Venture Capital’s In for a Reckoning

Apr 15 2025

I’ve got a gut feeling. More often than not, I’m right about these things.

Venture capital is headed for another reckoning. As if 2022 wasn’t enough.

The mega VC funds that have over-inflated the tech funding landscape are in for a historical course correction over the next decade. AI is here to stay, but the valuations for AI companies are wildly unjustified. There’s no scenario where this ends beautifully for everyone — not for the mega funds, not for their LPs and certainly, not for founders.

Yet, these mega funds drunk on greed coupled with a massive lack of self-awareness continue to lure founders into taking money at ridiculous valuations.

The AI bubble bursting is not a matter of if, but when. And when it does, the LPs who’ve poured large sums of money through these mega funds hoping to beat the S&P are going to lose a shit ton of their cash.

The reality of starting a tech business today, especially around AI, is that you need a lot less to get started. This means if you’re a founder, you should be raising less capital than what you would’ve 5-10 years ago. Yet, every single day, I continue to see a $20-$50M seed or a $100M Series A valuation for ideas that are frankly, not positioned for being sustainable, long-term businesses. Lots of these people seem to forget or overlook the one age-old business principle that will always be true: make more money than you spend.

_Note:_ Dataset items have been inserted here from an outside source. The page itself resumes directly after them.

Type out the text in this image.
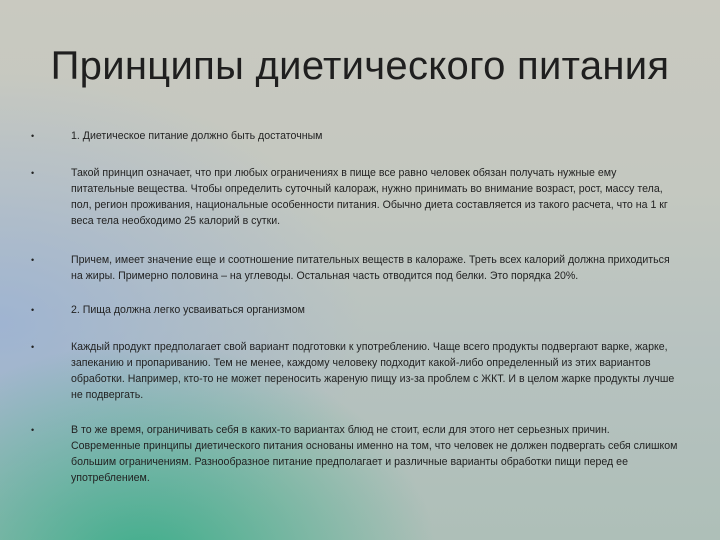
Принципы диетического питания
•	1. Диетическое питание должно быть достаточным
•	Такой принцип означает, что при любых ограничениях в пище все равно человек обязан получать нужные ему питательные вещества. Чтобы определить суточный калораж, нужно принимать во внимание возраст, рост, массу тела, пол, регион проживания, национальные особенности питания. Обычно диета составляется из такого расчета, что на 1 кг веса тела необходимо 25 калорий в сутки.
•	Причем, имеет значение еще и соотношение питательных веществ в калораже. Треть всех калорий должна приходиться на жиры. Примерно половина – на углеводы. Остальная часть отводится под белки. Это порядка 20%.
•	2. Пища должна легко усваиваться организмом
•	Каждый продукт предполагает свой вариант подготовки к употреблению. Чаще всего продукты подвергают варке, жарке, запеканию и пропариванию. Тем не менее, каждому человеку подходит какой-либо определенный из этих вариантов обработки. Например, кто-то не может переносить жареную пищу из-за проблем с ЖКТ. И в целом жарке продукты лучше не подвергать.
•	В то же время, ограничивать себя в каких-то вариантах блюд не стоит, если для этого нет серьезных причин. Современные принципы диетического питания основаны именно на том, что человек не должен подвергать себя слишком большим ограничениям. Разнообразное питание предполагает и различные варианты обработки пищи перед ее употреблением.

There are two culprits here:

  1. mega funds preaching “bigger is better”
  2. status-chasing founders high on empty calories of LinkedIn broetry — the echo chamber of wannabe thought leaders, each sounding like Gary Vee with an MBA

Once venture capital firms start acting like private equity firms, they’re going to lose and badly. As this recent piece from NFX by James Currier noted, VCs are dreamers; PEs are realists. Both are needed. However, when dreamers start playing the realist’s game, it usually doesn’t end well.

That’s the blind spot. Call it hubris or the Dunning-Kruger effect. Still riding the high of a few wins, people like Marc Andreessen start thinking they can do anything. But what they often do is distort the market and poison the mindset of founders with ego-driven narratives masquerading as wisdom.

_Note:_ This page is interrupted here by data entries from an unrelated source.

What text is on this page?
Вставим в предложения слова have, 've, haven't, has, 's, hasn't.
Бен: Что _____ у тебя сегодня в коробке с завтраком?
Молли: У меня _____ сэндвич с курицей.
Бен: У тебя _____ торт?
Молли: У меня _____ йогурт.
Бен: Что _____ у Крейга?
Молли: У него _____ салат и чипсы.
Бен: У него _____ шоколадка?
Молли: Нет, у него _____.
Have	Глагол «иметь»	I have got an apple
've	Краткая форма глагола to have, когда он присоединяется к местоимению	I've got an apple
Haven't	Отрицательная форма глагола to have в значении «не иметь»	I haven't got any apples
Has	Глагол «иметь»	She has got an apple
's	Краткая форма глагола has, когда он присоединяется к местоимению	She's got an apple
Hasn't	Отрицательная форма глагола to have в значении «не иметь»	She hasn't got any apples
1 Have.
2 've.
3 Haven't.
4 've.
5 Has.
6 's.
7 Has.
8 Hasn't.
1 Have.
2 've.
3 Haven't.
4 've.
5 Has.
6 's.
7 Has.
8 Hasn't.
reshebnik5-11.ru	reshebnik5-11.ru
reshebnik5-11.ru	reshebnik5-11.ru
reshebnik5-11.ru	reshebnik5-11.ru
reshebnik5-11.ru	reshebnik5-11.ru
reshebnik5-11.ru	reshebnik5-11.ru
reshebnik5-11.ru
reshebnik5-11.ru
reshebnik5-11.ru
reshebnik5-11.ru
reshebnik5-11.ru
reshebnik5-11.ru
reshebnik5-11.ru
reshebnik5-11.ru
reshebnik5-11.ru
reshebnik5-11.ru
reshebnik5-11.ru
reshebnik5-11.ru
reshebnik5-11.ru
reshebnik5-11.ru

On the other side, you’ve got VCs I actually respect. The ones who run lean firms, stick to principles and don’t buy into hype. They raise modest funds, invest early, underpromise, overdeliver and most importantly — stay grounded, amidst the noise. Firms like Benchmark. These are the boutique firms I’d bet on to survive the next decade.

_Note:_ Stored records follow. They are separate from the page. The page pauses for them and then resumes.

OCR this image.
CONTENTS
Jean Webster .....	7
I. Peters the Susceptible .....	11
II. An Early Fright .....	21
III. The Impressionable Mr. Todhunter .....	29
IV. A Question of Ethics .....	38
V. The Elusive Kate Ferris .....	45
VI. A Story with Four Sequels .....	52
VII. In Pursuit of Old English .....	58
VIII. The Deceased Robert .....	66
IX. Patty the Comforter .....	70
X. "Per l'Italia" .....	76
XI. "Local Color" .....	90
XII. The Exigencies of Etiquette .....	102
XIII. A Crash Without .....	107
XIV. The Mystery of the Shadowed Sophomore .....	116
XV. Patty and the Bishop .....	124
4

Artificial intelligence is real and here to stay. But it’s grossly overvalued right now from a business & profitability perspective. Ironically, AI tools being multipliers of productivity will be a key factor in the undoing of a lot of these mid-to-large VCs over the next decade, exposing their bloat but no moat. When the correction comes, capital will flow to safer assets like it always does. What that might mean is some of the best small VCs — the ones who should survive — getting wiped out, and that’ll be a real loss.

If you’re an analyst or associate today in venture capital, your job is probably on borrowed time. Same goes for a lot of VC “partners” — the ones who got the title after a few tweet threads, some jargon on a podcast appearance and a $400 vest.